Hoge Raad, 05-07-2024, ECLI:NL:HR:2024:1030, 22/02593
Hoge Raad, 05-07-2024, ECLI:NL:HR:2024:1030, 22/02593
Gegevens
- Instantie
- Hoge Raad
- Datum uitspraak
- 5 juli 2024
- Datum publicatie
- 5 juli 2024
- ECLI
- ECLI:NL:HR:2024:1030
- Formele relaties
- In cassatie op : ECLI:NL:GHSHE:2022:1823
- Zaaknummer
- 22/02593
Inhoudsindicatie
HR: 81.1 RO.
Uitspraak
HOGE RAAD DER NEDERLANDEN
BELASTINGKAMER
Nummer 22/02593
Datum 5 juli 2024
ARREST
in de zaak van
[X] (hierna: belanghebbende)
tegen
de STAATSSECRETARIS VAN FINANCIËN
op het beroep in cassatie tegen de uitspraak van het Gerechtshof 's-Hertogenbosch van 8 juni 2022, nrs. 21/00459, 21/00461, 21/00464, 21/00465, 21/00467 tot en met 21/00470 en 21/00749 tot en met 21/007521, op het hoger beroep van belanghebbende tegen uitspraken van Rechtbank Zeeland-West-Brabant van 17 februari 2021 (nrs. BRE 17/7179, BRE 17/7180, BRE 17/7300, BRE 17/7319, BRE 17/7320, BRE 18/755 tot en met BRE 18/757, BRE 19/2613, BRE 19/2615, BRE 19/2645 en BRE 19/2671) en 14 april 2021 (nrs.
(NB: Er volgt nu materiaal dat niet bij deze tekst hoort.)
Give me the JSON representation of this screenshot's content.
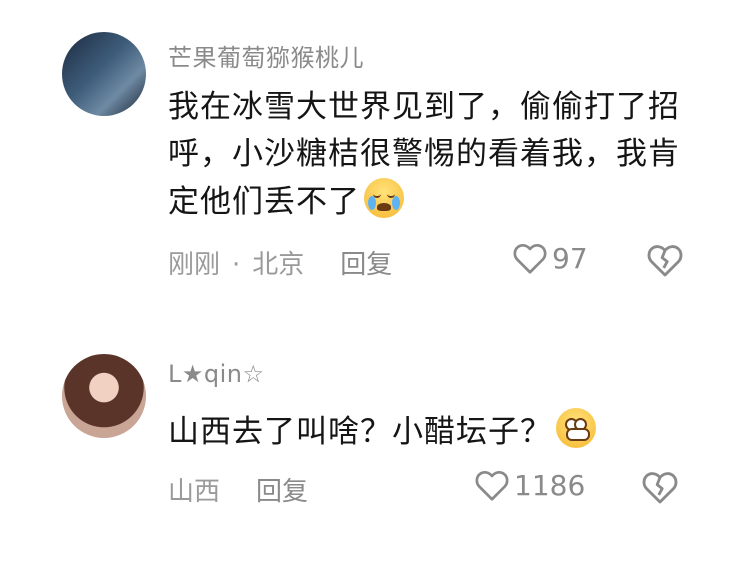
{
  "comments": [
    {
      "username": "芒果葡萄猕猴桃儿",
      "content": "我在冰雪大世界见到了，偷偷打了招呼，小沙糖桔很警惕的看着我，我肯定他们丢不了",
      "emoji": "loudly-crying-face",
      "time": "刚刚",
      "location": "北京",
      "reply_label": "回复",
      "likes": "97"
    },
    {
      "username": "L★qin☆",
      "content": "山西去了叫啥？小醋坛子？",
      "emoji": "grinning-face",
      "location": "山西",
      "reply_label": "回复",
      "likes": "1186"
    }
  ],
  "colors": {
    "text": "#151515",
    "meta": "#9a9a9a",
    "background": "#ffffff"
  }
}
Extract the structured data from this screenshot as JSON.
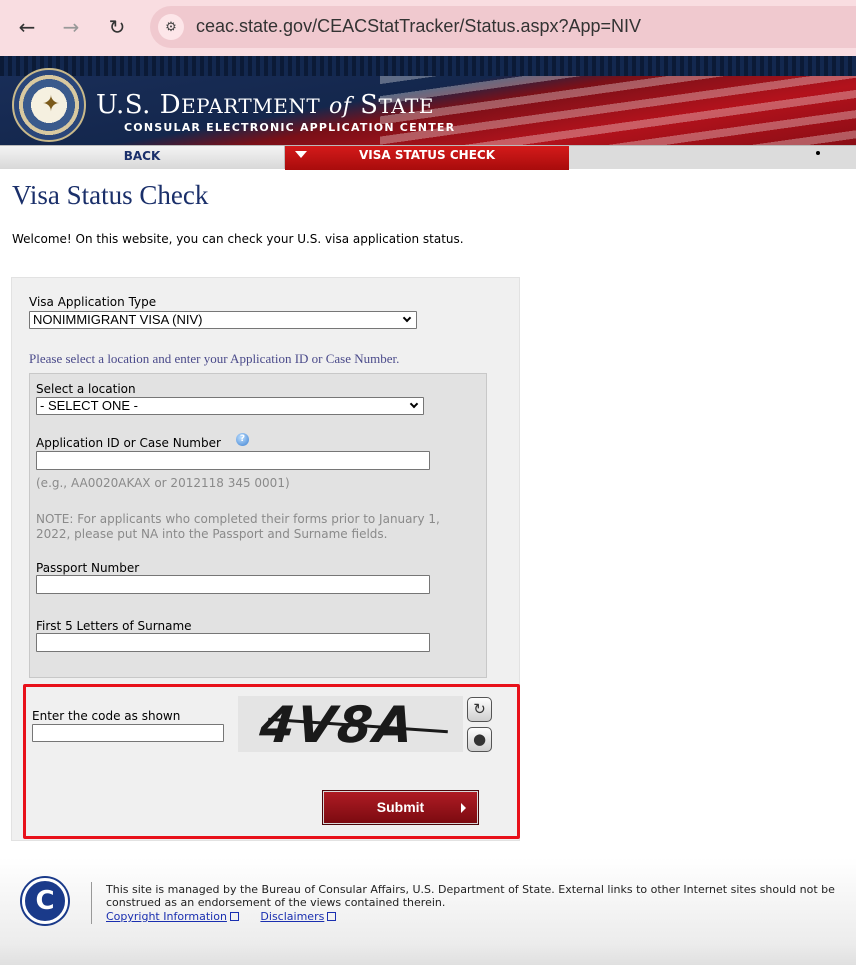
{
  "browser": {
    "url": "ceac.state.gov/CEACStatTracker/Status.aspx?App=NIV"
  },
  "header": {
    "seal_text": "DEPARTMENT OF STATE · UNITED STATES OF AMERICA",
    "title": "U.S. Department of State",
    "subtitle": "CONSULAR ELECTRONIC APPLICATION CENTER"
  },
  "nav": {
    "back_label": "BACK",
    "active_label": "VISA STATUS CHECK"
  },
  "page": {
    "title": "Visa Status Check",
    "welcome": "Welcome! On this website, you can check your U.S. visa application status."
  },
  "form": {
    "app_type_label": "Visa Application Type",
    "app_type_value": "NONIMMIGRANT VISA (NIV)",
    "instructions": "Please select a location and enter your Application ID or Case Number.",
    "location_label": "Select a location",
    "location_value": "- SELECT ONE -",
    "app_id_label": "Application ID or Case Number",
    "app_id_value": "",
    "app_id_hint": "(e.g., AA0020AKAX or 2012118 345 0001)",
    "note": "NOTE: For applicants who completed their forms prior to January 1, 2022, please put NA into the Passport and Surname fields.",
    "passport_label": "Passport Number",
    "passport_value": "",
    "surname_label": "First 5 Letters of Surname",
    "surname_value": "",
    "captcha_label": "Enter the code as shown",
    "captcha_value": "",
    "captcha_code": "4V8A",
    "submit_label": "Submit"
  },
  "footer": {
    "text": "This site is managed by the Bureau of Consular Affairs, U.S. Department of State. External links to other Internet sites should not be construed as an endorsement of the views contained therein.",
    "links": [
      "Copyright Information",
      "Disclaimers"
    ]
  },
  "colors": {
    "brand_navy": "#1a2f6a",
    "brand_red": "#b01c24",
    "highlight_border": "#e8101a"
  }
}
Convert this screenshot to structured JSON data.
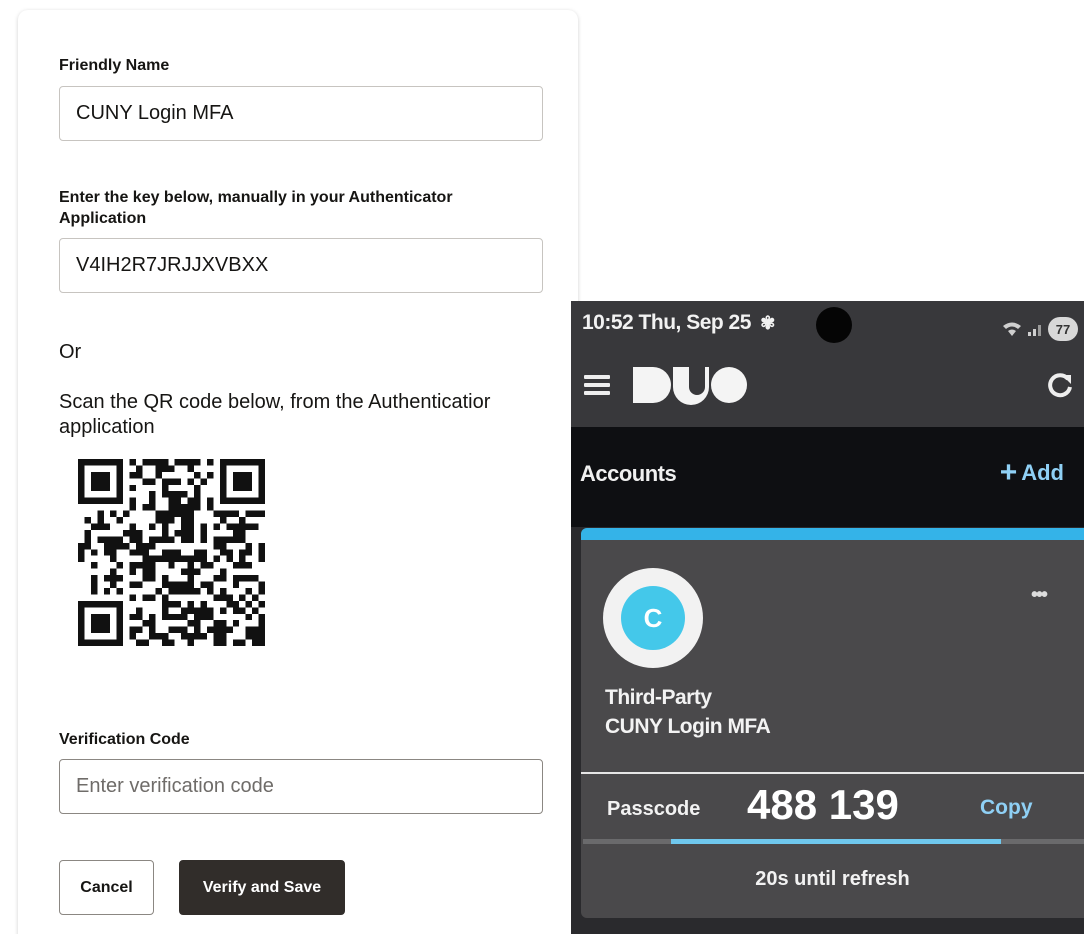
{
  "form": {
    "friendly_name_label": "Friendly Name",
    "friendly_name_value": "CUNY Login MFA",
    "manual_key_label_line1": "Enter the key below, manually in your Authenticator",
    "manual_key_label_line2": "Application",
    "manual_key_value": "V4IH2R7JRJJXVBXX",
    "or_text": "Or",
    "scan_text_line1": "Scan the QR code below, from the Authenticatior",
    "scan_text_line2": "application",
    "verification_label": "Verification Code",
    "verification_placeholder": "Enter verification code",
    "verification_value": "",
    "cancel_label": "Cancel",
    "verify_label": "Verify and Save"
  },
  "phone": {
    "status_time": "10:52 Thu, Sep 25",
    "battery_level": "77",
    "app_name": "DUO",
    "accounts_label": "Accounts",
    "add_label": "Add",
    "account": {
      "avatar_letter": "C",
      "type": "Third-Party",
      "name": "CUNY Login MFA"
    },
    "passcode_label": "Passcode",
    "passcode_value": "488 139",
    "copy_label": "Copy",
    "refresh_text": "20s until refresh",
    "refresh_progress": 0.66
  },
  "colors": {
    "primary_button": "#312d2a",
    "duo_accent": "#34b3e8",
    "duo_link": "#8fd0f5"
  }
}
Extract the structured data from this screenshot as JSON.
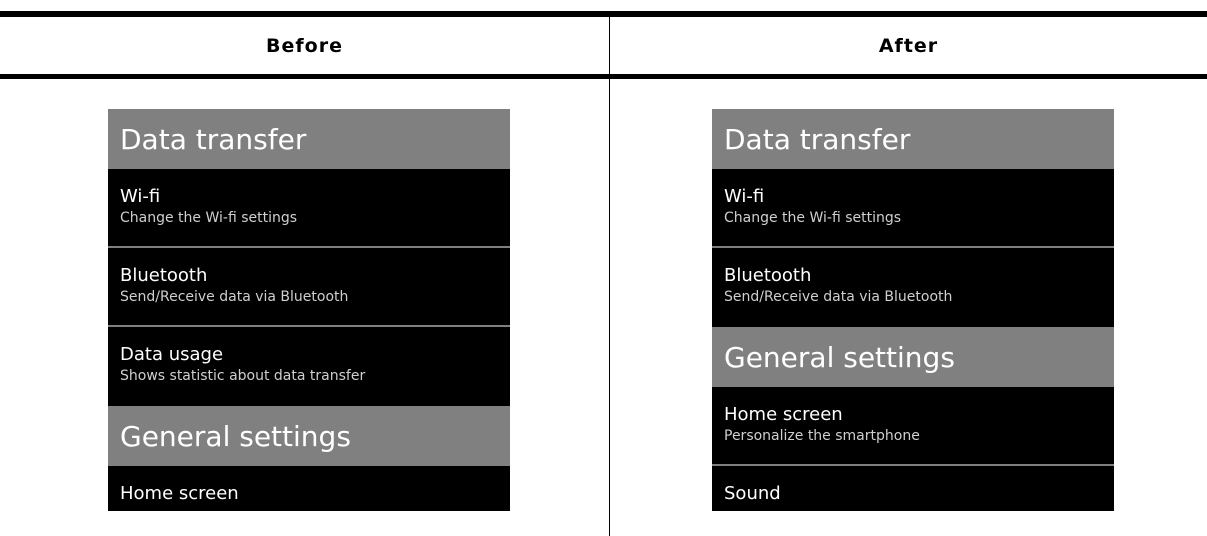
{
  "columns": {
    "before": "Before",
    "after": "After"
  },
  "before_screen": {
    "header1": "Data transfer",
    "items": [
      {
        "title": "Wi-fi",
        "subtitle": "Change the Wi-fi settings"
      },
      {
        "title": "Bluetooth",
        "subtitle": "Send/Receive data via Bluetooth"
      },
      {
        "title": "Data usage",
        "subtitle": "Shows statistic about data transfer"
      }
    ],
    "header2": "General settings",
    "items2": [
      {
        "title": "Home screen"
      }
    ]
  },
  "after_screen": {
    "header1": "Data transfer",
    "items": [
      {
        "title": "Wi-fi",
        "subtitle": "Change the Wi-fi settings"
      },
      {
        "title": "Bluetooth",
        "subtitle": "Send/Receive data via Bluetooth"
      }
    ],
    "header2": "General settings",
    "items2": [
      {
        "title": "Home screen",
        "subtitle": "Personalize the smartphone"
      },
      {
        "title": "Sound"
      }
    ]
  },
  "colors": {
    "section_header_bg": "#808080",
    "screen_bg": "#000000",
    "text_primary": "#ffffff",
    "text_secondary": "#cfcfcf",
    "separator": "#7f7f7f"
  }
}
BRE 17/3678, BRE 17/3679, BRE 17/6188, BRE 17/6189, BRE 18/4804 en BRE 18/4805) betreffende de aan belanghebbende over het jaar 2007 opgelegde navorderingsaanslag in de inkomstenbelasting/premies volksverzekeringen, de voor de jaren 2008, 2009, 2011 en 2012 aan belanghebbende opgelegde aanslagen in de inkomstenbelasting/premies volksverzekeringen, de voor de jaren 2008, 2011 en 2012 aan belanghebbende opgelegde aanslagen in de inkomensafhankelijke bijdrage Zorgverzekeringswet, de aan belanghebbende over de periode 1 januari 2007 tot en met 31 december 2007, de periode 1 januari 2008 tot en met 31 december 2008, de periode 1 januari 2009 tot en met 31 december 2011 en de periode 1 januari 2012 tot en met 31 maart 2012 opgelegde naheffingsaanslagen in de omzetbelasting, de daarbij gegeven boetebeschikkingen en de daarbij gegeven beschikkingen inzake heffingsrente.
1 Geding in cassatie
Belanghebbende heeft tegen de uitspraak van het Hof beroep in cassatie ingesteld.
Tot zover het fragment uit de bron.